Et c’est un sprint de 3h30 qui s’est engagé dans l’amphithéâtre de l’Université de Franche-Comté. Impossible de vous retransmettre intégralement la richesse de cette thèse, « la moisson est impressionnante » reconnaît Olivier Wieviorka, membre du Jury et professeur à l’Ecole Normale Supérieur de Paris Saclay. « Une peinture exhaustive qui offre des éclairages inattendus » constate l’enseignant de l’ENS.

 

Voici quelques histoires intéressantes sur cette période de l’histoire bisontine 

 

  • Besançon, zone interdite

Dès la signature de l’armistice le 22 juin 1940, Besançon est située en zone occupée avec une particularité, la capitale bisontine est aussi en zone interdite. « Initialement, explique Anne-Laure Charles, les Nazis avaient prévu de rattacher Besançon au Reich.

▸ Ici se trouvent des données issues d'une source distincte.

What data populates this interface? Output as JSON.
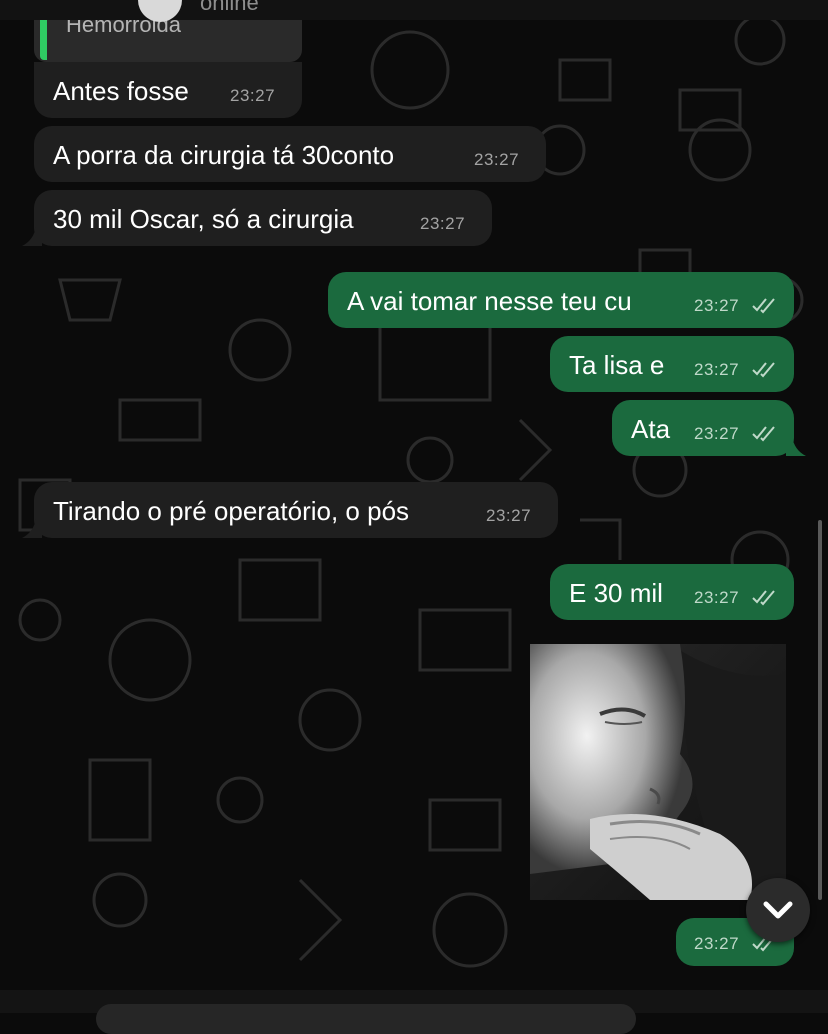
{
  "header": {
    "status": "online"
  },
  "reply_quote": {
    "text": "Hemorroida"
  },
  "messages": [
    {
      "text": "Antes fosse",
      "time": "23:27",
      "direction": "in"
    },
    {
      "text": "A porra da cirurgia tá 30conto",
      "time": "23:27",
      "direction": "in"
    },
    {
      "text": "30 mil Oscar, só a cirurgia",
      "time": "23:27",
      "direction": "in"
    },
    {
      "text": "A vai tomar nesse teu cu",
      "time": "23:27",
      "direction": "out"
    },
    {
      "text": "Ta lisa e",
      "time": "23:27",
      "direction": "out"
    },
    {
      "text": "Ata",
      "time": "23:27",
      "direction": "out"
    },
    {
      "text": "Tirando o pré operatório, o pós",
      "time": "23:27",
      "direction": "in"
    },
    {
      "text": "E 30 mil",
      "time": "23:27",
      "direction": "out"
    }
  ],
  "image_message": {
    "time": "23:27",
    "image_icon": "baby-photo"
  },
  "icons": {
    "read_receipt": "double-check-icon",
    "scroll_down": "chevron-down-icon"
  },
  "colors": {
    "background": "#0b0b0b",
    "incoming_bubble": "#1f1f1f",
    "outgoing_bubble": "#1b6a3e",
    "read_tick": "#bfd9c9",
    "reply_bar": "#2fcb63"
  }
}
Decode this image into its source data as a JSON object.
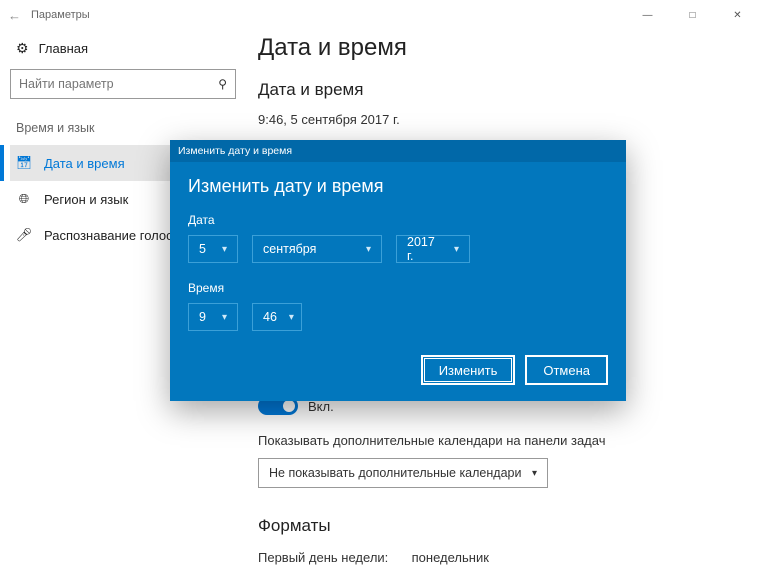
{
  "window": {
    "title": "Параметры"
  },
  "sidebar": {
    "home": "Главная",
    "search_placeholder": "Найти параметр",
    "category": "Время и язык",
    "items": [
      {
        "label": "Дата и время"
      },
      {
        "label": "Регион и язык"
      },
      {
        "label": "Распознавание голоса"
      }
    ]
  },
  "main": {
    "page_title": "Дата и время",
    "section_title": "Дата и время",
    "current_datetime": "9:46, 5 сентября 2017 г.",
    "switch_on": "Вкл.",
    "extra_calendars_label": "Показывать дополнительные календари на панели задач",
    "extra_calendars_value": "Не показывать дополнительные календари",
    "formats_title": "Форматы",
    "first_day_label": "Первый день недели:",
    "first_day_value": "понедельник"
  },
  "dialog": {
    "titlebar": "Изменить дату и время",
    "title": "Изменить дату и время",
    "date_label": "Дата",
    "date_day": "5",
    "date_month": "сентября",
    "date_year": "2017 г.",
    "time_label": "Время",
    "time_hour": "9",
    "time_minute": "46",
    "apply": "Изменить",
    "cancel": "Отмена"
  }
}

La ville devait devenir un territoire germanisé. Ce projet a été développé dans les années 40-41 avant d’être abandonné ». La situation géographique de Besançon, à la lisière de la zone occupée, fait de cette ville un lieu particulièrement intéressant à étudier. Qu’a fait l’Armée allemande à Besançon pendant l’Occupation ?

  • Des mesures antisémites précoces à Besançon 

Anne-Laure Charles a pu établir un comportement des militaires allemands à Besançon qui, jusqu’à présent, n’avait pas été révélé. Dans son chapitre « Besançon et l’antisémitisme », l’historienne raconte comment les Allemands présents à Besançon ont organisé une répression antisémite particulièrement précoce.

« Avant même que l’Armistice ne soit signé, les troupes de combat en place à Besançon, ont réalisé un état des lieux du patrimoine juif dans la ville. Ils ont même demandé à la Banque de France de bloquer les comptes détenus par des Juifs. La direction locale a consulté celle du siège Parisien qui elle-même interroge les autorités allemandes de la capitale. A Paris, il n’était pas question de geler ses avoirs. Un excès de zèle des Allemands à Besançon.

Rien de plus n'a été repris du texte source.